Postgresql – Auto vacuuming high-write, high-update, and mostly read table types

amazon-rdsautovacuummaintenancepostgresql

What are good auto vacuum settings (recommendations) for tables like:

  • High Write Table Insert load

    Range between 30-10,000 inserts in a day. The table can idle for weeks without load, but can get bursts of inserts at least three times a week.

  • High Update Table

    It uses partition table data, is 3-8 times the size of my table from a single insert.

  • High Write Table

    A single row gets updated only once, but bursts of unique key updates in a day
    and needs to be updated it could be 30-10,000 key update.

  • High Read Table

    Most tables are high read tables set to fill factor 80 for my data warehouse, housing table that came from the computation of High Update Table

My deletes happen monthly and in batches. Everything relating to the key gets deleted or moved as backup.

Currently my fill factor is set to be 10-20 for high update table.

Using TDS db.t3.large but I switch to db.t3.micro during low traffic.

Also, does setting fill factor really low slow down selects?

Best Answer

That question is too broad, but here are some pointers about configuring autovacuum:

  • For tables that receive bulk inserts, run an explicit VACUUM afterwards or use PostgreSQL v13.

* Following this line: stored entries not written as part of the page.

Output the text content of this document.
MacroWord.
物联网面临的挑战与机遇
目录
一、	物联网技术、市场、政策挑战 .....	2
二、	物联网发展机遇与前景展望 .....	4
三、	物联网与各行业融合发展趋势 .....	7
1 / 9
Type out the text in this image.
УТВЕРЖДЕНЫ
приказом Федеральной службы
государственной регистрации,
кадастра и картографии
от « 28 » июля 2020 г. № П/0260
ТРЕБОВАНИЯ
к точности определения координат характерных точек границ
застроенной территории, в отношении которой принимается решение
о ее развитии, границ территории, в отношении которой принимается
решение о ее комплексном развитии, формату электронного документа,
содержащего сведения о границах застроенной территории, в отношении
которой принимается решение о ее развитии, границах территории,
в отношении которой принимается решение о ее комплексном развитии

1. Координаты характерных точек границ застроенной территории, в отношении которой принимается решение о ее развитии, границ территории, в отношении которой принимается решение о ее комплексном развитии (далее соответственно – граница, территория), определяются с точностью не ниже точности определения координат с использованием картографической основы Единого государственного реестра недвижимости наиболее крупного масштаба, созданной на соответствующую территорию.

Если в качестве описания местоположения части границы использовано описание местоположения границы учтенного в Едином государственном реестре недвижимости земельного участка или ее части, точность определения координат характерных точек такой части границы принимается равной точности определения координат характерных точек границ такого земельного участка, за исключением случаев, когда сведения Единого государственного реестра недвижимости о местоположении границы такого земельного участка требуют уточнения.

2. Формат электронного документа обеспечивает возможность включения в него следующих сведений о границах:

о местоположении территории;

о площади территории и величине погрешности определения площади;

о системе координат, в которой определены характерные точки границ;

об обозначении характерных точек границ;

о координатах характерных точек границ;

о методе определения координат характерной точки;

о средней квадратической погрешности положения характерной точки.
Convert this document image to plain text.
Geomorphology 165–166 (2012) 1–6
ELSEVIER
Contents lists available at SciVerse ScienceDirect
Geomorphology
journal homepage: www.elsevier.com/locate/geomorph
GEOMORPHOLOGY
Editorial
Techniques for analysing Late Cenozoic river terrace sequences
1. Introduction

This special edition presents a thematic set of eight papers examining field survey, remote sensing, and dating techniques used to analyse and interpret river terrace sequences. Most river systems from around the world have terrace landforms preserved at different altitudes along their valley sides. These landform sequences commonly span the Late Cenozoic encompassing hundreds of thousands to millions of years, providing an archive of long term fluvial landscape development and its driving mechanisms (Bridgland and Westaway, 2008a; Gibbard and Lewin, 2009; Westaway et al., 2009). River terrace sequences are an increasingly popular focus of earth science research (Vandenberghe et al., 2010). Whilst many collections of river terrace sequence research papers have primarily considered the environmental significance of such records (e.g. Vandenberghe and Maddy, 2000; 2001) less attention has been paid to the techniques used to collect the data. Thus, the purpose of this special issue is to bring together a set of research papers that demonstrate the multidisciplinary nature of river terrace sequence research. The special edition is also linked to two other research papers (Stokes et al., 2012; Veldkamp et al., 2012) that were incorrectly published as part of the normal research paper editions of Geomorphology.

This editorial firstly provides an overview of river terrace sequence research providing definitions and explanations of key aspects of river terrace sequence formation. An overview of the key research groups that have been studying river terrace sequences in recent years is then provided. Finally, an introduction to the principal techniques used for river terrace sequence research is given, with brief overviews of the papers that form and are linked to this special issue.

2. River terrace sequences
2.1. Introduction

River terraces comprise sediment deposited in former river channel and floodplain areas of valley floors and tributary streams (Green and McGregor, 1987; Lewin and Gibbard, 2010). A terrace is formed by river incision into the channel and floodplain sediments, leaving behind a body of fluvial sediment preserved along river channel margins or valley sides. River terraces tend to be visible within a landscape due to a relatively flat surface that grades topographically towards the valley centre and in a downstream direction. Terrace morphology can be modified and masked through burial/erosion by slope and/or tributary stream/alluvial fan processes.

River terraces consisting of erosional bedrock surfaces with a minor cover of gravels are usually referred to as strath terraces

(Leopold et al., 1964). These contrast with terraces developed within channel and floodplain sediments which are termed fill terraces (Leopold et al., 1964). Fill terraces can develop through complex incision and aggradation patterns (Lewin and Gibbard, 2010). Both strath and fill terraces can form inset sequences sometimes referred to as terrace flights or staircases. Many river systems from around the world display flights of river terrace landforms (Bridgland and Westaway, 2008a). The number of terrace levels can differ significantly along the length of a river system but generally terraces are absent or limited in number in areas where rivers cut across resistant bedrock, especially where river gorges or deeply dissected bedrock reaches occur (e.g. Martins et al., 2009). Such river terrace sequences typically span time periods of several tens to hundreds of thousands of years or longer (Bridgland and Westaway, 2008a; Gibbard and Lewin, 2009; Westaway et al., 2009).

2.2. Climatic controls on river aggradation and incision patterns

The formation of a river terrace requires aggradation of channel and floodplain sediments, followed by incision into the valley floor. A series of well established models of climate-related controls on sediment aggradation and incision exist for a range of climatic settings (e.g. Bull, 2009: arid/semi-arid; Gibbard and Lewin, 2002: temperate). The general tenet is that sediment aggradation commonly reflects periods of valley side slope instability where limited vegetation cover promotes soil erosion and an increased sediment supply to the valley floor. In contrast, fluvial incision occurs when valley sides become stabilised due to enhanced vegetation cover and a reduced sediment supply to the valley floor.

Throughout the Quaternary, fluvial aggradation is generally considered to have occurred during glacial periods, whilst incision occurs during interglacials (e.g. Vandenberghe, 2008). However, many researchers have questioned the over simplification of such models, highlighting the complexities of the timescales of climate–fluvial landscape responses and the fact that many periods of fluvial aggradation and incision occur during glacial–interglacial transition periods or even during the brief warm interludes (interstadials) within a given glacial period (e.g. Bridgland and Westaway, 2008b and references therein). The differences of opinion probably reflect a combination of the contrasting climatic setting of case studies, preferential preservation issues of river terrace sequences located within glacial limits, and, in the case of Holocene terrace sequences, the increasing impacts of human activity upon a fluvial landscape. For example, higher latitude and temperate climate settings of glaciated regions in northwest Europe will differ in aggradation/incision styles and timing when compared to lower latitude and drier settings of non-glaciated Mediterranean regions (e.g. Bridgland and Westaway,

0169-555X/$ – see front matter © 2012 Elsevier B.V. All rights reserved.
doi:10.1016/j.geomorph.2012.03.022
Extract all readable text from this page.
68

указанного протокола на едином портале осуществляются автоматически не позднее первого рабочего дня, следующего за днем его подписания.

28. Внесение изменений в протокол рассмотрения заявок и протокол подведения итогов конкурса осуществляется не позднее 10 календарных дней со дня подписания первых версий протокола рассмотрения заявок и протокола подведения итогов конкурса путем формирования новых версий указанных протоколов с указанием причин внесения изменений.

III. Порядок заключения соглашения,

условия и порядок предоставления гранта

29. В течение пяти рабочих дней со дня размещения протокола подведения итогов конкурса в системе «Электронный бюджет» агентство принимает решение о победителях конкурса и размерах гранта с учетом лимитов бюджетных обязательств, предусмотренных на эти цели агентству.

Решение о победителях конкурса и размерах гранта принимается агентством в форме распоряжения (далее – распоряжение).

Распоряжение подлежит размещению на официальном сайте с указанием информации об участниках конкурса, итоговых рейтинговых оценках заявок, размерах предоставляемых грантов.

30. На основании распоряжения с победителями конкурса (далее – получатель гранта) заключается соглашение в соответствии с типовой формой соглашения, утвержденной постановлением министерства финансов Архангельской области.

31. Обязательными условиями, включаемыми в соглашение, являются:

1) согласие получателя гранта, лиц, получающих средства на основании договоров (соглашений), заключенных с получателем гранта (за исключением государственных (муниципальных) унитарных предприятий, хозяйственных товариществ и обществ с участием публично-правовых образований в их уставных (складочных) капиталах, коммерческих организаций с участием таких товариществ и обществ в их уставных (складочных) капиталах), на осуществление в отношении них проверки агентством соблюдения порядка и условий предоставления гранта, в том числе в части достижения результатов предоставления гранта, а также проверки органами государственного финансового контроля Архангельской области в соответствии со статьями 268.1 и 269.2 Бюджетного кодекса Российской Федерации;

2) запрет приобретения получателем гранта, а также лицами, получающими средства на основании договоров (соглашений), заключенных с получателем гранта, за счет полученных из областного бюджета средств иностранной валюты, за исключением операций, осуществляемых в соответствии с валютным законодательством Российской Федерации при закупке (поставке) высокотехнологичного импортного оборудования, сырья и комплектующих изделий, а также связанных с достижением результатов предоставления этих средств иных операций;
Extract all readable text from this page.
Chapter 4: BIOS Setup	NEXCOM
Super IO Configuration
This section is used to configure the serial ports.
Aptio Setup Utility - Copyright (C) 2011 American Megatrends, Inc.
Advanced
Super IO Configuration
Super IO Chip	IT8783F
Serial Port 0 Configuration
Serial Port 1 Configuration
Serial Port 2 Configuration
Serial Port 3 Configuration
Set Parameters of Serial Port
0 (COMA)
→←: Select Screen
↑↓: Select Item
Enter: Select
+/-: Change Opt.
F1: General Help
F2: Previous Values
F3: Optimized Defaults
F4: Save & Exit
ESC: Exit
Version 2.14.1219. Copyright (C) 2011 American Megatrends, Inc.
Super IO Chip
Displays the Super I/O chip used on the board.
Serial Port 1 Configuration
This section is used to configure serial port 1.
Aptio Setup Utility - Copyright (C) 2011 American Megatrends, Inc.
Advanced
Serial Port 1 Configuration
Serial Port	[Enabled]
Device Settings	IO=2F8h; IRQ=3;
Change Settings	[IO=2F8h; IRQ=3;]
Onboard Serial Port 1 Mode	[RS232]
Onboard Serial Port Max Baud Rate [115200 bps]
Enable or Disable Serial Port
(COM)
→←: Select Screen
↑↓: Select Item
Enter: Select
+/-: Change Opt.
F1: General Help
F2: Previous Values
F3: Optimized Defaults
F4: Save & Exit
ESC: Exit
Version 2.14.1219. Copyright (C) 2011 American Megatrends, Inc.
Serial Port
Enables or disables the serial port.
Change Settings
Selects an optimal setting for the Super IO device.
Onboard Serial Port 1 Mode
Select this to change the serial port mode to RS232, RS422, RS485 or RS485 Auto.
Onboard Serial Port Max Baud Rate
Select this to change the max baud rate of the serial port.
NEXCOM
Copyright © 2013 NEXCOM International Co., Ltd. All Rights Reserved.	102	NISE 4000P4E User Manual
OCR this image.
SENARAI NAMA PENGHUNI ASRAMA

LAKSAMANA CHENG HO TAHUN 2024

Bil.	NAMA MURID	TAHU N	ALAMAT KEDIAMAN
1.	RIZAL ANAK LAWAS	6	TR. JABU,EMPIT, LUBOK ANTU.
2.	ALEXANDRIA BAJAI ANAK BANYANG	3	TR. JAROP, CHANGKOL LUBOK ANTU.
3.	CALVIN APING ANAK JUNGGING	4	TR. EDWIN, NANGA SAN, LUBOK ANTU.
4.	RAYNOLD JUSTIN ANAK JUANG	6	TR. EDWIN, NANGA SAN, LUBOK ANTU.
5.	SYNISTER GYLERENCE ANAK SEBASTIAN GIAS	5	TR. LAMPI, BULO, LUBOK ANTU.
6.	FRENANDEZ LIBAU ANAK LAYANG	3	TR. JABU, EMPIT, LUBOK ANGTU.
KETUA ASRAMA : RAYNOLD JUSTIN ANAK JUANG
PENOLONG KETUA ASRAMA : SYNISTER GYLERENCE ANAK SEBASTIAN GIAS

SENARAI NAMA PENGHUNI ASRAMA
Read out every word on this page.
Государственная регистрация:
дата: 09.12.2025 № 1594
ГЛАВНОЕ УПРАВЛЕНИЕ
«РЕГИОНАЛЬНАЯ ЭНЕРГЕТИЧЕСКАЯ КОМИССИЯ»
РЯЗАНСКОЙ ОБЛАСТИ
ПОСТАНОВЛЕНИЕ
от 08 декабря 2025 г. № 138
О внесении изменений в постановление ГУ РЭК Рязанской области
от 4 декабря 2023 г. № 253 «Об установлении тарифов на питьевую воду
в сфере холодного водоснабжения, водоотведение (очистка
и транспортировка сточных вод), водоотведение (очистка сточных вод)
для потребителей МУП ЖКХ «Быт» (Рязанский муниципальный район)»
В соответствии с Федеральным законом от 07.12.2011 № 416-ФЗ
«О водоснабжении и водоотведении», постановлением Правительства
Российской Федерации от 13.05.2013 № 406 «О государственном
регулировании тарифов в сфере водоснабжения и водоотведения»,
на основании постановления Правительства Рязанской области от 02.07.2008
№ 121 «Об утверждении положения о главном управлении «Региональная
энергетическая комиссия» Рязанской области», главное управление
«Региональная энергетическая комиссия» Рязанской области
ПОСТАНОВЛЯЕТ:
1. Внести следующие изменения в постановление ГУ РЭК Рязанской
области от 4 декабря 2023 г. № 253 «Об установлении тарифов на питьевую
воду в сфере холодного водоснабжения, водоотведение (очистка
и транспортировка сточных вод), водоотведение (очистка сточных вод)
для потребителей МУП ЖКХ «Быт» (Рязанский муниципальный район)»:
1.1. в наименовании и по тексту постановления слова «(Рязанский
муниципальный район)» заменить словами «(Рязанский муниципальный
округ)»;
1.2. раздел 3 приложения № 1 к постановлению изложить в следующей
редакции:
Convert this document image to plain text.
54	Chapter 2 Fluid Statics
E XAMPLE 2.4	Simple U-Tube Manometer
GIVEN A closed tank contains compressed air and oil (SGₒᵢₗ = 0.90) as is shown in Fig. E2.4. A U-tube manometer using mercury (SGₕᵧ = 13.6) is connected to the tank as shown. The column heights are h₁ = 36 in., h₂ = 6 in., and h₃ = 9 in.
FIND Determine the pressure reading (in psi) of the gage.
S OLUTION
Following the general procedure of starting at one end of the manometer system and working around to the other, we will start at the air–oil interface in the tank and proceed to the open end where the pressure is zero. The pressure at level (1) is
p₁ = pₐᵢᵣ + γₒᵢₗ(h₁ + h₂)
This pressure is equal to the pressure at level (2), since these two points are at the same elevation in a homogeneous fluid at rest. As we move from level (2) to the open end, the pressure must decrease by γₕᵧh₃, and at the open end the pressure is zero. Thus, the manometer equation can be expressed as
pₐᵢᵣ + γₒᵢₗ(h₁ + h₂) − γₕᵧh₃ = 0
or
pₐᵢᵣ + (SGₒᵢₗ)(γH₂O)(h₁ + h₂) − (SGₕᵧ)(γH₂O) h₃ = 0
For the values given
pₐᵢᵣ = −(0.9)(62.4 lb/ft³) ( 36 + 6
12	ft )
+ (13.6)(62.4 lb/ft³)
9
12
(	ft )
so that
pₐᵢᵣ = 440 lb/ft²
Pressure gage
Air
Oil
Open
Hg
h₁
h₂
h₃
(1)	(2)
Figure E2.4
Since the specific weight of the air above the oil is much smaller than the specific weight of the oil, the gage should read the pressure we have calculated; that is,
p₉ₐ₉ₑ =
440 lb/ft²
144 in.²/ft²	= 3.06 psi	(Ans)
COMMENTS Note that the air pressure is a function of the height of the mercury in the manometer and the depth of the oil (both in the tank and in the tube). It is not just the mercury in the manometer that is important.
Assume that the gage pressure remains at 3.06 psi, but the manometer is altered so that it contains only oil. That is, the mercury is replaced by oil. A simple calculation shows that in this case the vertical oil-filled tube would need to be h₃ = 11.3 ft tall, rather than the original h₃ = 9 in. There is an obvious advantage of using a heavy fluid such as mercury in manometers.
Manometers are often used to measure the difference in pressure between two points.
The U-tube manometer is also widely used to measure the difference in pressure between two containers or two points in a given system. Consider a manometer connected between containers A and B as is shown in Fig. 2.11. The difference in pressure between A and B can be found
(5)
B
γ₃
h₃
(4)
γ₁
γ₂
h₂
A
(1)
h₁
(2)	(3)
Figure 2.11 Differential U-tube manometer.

  • For tables with many updates, a fillfactor of 70 to 90 (depending on row size) is a good thing if no updated columns are indexed. 10 or 20 is just a crazy waste of space.

  • There is no need to care about autovacuum for tables that are only read.

  • With mass deletes, there is nothing much you can do. If you can use partitioning, that pain may vanish completely.

Of course low fillfactor will have a negative impact on query performance; that is the price you are paying for more efficient data modifications:

  • For sequential scans, the impact is clear: you have to read all that empty space too.

  • For index scans that read only a single row, there will be no performance impact.

  • Index scans that read several rows are somewhere in the middle, since they will have to read more blocks if fillfactor is low, because the rows will be spread across more blocks.

  • Don't forget the impact on caching efficiency: If your blocks consist mostly of air, the RAM used for caching will also mostly contain dead space.